The power demands of Bitcoin mining operations are proving a headache for Plattsburgh, and the mayor of this small town in New York State is proposing a moratorium on cryptocurrency mining.
The plan is to suspend such activities for 18 months “to allow the City of Plattsburgh the opportunity to consider zoning and land use laws and municipal lighting department regulations before commercial cryptocurrency mining operations result in irreversible change to the character and direction of the City.”

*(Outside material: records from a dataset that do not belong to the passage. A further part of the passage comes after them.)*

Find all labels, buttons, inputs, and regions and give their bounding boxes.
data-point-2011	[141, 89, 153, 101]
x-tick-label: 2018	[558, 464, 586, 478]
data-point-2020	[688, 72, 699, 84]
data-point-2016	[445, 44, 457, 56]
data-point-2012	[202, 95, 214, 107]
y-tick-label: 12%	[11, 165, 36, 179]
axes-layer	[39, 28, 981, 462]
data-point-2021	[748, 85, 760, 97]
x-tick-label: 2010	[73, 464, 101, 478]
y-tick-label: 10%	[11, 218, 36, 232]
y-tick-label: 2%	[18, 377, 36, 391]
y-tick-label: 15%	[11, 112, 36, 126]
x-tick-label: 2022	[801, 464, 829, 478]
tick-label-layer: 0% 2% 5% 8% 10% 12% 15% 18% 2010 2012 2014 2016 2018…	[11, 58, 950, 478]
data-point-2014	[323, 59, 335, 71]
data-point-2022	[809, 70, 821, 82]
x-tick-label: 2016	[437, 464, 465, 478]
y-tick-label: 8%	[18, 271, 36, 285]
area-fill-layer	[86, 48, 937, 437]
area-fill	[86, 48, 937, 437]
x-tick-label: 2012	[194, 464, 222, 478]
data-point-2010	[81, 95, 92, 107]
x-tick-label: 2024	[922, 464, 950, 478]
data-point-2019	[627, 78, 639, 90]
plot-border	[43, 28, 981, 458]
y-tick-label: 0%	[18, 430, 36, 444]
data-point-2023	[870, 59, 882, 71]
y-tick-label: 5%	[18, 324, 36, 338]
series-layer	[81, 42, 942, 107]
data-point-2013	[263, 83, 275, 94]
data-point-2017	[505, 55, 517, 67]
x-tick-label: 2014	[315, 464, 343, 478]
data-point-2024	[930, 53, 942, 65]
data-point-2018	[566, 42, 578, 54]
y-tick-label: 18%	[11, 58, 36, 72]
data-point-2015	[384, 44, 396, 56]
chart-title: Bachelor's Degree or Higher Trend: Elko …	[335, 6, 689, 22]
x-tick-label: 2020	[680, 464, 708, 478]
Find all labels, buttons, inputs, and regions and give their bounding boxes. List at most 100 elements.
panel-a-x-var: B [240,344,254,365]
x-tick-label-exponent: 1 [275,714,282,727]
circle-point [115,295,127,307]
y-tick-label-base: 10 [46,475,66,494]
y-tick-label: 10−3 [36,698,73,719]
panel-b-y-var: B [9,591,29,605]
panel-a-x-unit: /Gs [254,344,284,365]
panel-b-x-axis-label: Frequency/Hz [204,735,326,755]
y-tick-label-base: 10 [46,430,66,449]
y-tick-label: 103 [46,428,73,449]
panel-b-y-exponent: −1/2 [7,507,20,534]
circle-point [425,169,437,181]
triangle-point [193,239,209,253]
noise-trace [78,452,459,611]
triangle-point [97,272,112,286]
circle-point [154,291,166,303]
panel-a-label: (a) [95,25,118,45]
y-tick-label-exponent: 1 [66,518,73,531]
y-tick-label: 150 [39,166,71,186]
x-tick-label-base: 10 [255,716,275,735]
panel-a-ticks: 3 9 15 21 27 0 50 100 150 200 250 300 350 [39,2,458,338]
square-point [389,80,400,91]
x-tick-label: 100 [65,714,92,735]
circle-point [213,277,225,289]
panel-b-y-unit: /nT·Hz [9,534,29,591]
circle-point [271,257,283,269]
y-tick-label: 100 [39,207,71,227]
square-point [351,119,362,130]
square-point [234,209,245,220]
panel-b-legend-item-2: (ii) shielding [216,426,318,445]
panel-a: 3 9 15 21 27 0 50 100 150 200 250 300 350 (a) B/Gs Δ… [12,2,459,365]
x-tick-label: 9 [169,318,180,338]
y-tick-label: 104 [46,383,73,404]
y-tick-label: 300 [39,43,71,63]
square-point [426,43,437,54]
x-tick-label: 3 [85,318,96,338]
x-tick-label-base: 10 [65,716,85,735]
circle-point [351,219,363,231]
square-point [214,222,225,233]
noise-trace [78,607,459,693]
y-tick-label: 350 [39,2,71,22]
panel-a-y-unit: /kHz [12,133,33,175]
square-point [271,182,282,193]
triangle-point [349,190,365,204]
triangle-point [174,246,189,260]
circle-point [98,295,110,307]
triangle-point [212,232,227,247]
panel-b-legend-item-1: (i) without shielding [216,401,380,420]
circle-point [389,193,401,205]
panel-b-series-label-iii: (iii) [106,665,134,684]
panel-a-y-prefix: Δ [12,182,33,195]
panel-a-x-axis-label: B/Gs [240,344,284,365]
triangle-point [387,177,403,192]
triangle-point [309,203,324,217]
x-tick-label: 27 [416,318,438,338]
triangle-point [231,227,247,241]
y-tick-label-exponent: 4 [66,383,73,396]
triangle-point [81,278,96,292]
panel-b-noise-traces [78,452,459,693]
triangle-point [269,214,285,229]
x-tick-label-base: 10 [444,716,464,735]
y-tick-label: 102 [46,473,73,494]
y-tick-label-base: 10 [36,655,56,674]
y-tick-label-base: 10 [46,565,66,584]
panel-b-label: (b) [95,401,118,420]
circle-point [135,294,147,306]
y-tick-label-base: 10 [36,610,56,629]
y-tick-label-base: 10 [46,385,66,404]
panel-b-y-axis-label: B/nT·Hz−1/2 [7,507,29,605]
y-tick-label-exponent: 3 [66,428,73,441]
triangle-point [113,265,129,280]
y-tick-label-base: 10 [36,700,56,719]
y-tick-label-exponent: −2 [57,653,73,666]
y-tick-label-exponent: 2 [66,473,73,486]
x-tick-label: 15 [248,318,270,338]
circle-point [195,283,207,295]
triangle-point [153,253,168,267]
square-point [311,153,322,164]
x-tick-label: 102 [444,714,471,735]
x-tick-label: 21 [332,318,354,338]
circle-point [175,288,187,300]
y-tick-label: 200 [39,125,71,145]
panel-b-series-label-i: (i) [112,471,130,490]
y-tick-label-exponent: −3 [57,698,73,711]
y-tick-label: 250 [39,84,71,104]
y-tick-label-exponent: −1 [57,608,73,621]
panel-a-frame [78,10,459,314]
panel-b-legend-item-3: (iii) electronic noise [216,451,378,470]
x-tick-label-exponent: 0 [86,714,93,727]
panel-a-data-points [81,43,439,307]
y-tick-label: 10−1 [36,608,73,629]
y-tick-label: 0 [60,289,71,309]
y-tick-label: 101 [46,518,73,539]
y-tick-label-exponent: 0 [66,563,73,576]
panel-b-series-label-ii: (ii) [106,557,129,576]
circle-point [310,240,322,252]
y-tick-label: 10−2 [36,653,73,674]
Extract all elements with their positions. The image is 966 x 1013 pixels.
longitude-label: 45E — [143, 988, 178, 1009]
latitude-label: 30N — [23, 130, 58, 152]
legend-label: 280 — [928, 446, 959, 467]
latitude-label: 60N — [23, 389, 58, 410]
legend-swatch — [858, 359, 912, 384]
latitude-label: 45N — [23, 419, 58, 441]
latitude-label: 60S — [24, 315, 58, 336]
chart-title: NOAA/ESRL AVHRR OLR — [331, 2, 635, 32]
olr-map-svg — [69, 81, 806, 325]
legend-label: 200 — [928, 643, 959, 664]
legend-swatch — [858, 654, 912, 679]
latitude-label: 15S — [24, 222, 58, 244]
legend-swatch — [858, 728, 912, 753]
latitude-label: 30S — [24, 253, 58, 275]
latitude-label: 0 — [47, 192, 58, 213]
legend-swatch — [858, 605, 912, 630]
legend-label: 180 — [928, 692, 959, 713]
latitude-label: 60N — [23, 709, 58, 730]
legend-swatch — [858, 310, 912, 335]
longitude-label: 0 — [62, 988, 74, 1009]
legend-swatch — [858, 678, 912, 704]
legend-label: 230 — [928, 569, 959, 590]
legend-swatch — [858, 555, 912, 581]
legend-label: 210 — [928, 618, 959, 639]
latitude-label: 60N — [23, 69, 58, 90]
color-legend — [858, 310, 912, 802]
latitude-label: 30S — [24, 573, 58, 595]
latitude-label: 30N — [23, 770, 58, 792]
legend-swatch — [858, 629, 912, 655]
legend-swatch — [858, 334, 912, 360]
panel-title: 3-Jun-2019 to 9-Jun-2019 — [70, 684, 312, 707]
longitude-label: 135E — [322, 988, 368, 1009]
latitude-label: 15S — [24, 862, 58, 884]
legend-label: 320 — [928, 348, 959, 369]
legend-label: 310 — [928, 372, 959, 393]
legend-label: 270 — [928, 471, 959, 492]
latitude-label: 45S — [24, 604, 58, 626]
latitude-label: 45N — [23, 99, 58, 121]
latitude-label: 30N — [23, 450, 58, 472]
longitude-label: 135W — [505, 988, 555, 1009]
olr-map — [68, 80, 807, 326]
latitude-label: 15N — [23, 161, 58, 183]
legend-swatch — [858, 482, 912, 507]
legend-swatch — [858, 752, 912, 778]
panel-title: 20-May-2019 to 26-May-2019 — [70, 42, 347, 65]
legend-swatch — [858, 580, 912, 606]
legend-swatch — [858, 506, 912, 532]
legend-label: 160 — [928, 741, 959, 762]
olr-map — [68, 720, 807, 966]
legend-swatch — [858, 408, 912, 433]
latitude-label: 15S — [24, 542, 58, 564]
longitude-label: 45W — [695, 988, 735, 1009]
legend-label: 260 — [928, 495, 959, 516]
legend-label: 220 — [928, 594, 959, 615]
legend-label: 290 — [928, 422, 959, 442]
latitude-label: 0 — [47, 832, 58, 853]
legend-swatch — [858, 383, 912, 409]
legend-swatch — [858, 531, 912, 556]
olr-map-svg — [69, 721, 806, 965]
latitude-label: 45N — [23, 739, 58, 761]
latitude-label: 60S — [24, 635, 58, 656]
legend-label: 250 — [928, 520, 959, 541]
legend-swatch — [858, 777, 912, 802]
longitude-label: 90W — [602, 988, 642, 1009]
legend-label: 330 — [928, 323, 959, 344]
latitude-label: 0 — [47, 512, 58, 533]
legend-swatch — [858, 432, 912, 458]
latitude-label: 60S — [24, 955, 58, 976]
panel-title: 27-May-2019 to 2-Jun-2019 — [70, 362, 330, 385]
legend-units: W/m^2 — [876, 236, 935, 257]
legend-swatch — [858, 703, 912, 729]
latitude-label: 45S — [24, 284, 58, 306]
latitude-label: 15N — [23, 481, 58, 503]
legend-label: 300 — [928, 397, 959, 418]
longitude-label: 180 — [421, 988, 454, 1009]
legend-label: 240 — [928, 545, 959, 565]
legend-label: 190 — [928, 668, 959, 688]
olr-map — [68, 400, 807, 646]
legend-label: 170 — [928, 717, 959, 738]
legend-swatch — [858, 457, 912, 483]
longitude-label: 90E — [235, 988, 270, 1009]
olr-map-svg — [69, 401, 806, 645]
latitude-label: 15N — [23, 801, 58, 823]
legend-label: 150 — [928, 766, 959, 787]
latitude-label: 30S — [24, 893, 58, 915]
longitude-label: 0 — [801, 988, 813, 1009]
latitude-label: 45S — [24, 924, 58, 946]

In a February interview with the New York Times, Plattsburgh Mayor Colin Read said the two Bitcoin mining operations in town consume nearly 10% of its power supply. Plattsburgh gets a fixed amount of low-cost electricity under a deal signed during the construction of hydroelectric dams on the St. Lawrence River back in the 1950s. However, the mining ventures are draining a significant portion of this supply, forcing the town to make up for it by purchases on the open market. As Read pointed out, rates there can go as much as 100 times above the base cost.
Bill Treacy of Plattsburgh’s Municipal Lighting Department echoed Read’s concerns, adding that the town is already buying additional power during normal seasonal upswings in energy demand and Bitcoin mining will exacerbate the problem.
As expected, the proposed bill is met with resistance by the local crypto miners.
David Bowman, who operates one of the Bitcoin mining firms, commented:
"I think the proposed law is unnecessary and I'm worried that Plattsburgh could miss out on an opportunity for innovation. It's basically in the early stages of development like the internet was. In my view, an outright moratorium would hurt the city more in the long run because it would miss out on all that."
Governments up in arms against crypto mining
In Canada, the government of Quebec has expressed unwillingness to provide cheap electricity to Bitcoin miners, casting serious doubt on the chances of this region to become the next hub for digital currency mining. The province, which owns the Hydro-Quebec power utility, said it does not believe that Bitcoin mining operations would bring added value to the community and expressed skepticism over their actual contribution to the local economy.
Last month, Iceland said the cryptocurrency mining boom is putting a strain on its power grid. Johann Snorri Sigurbergsson, head of business development at energy provider HS Okra, noted that the electricity demands of mining centers could surpass those of households.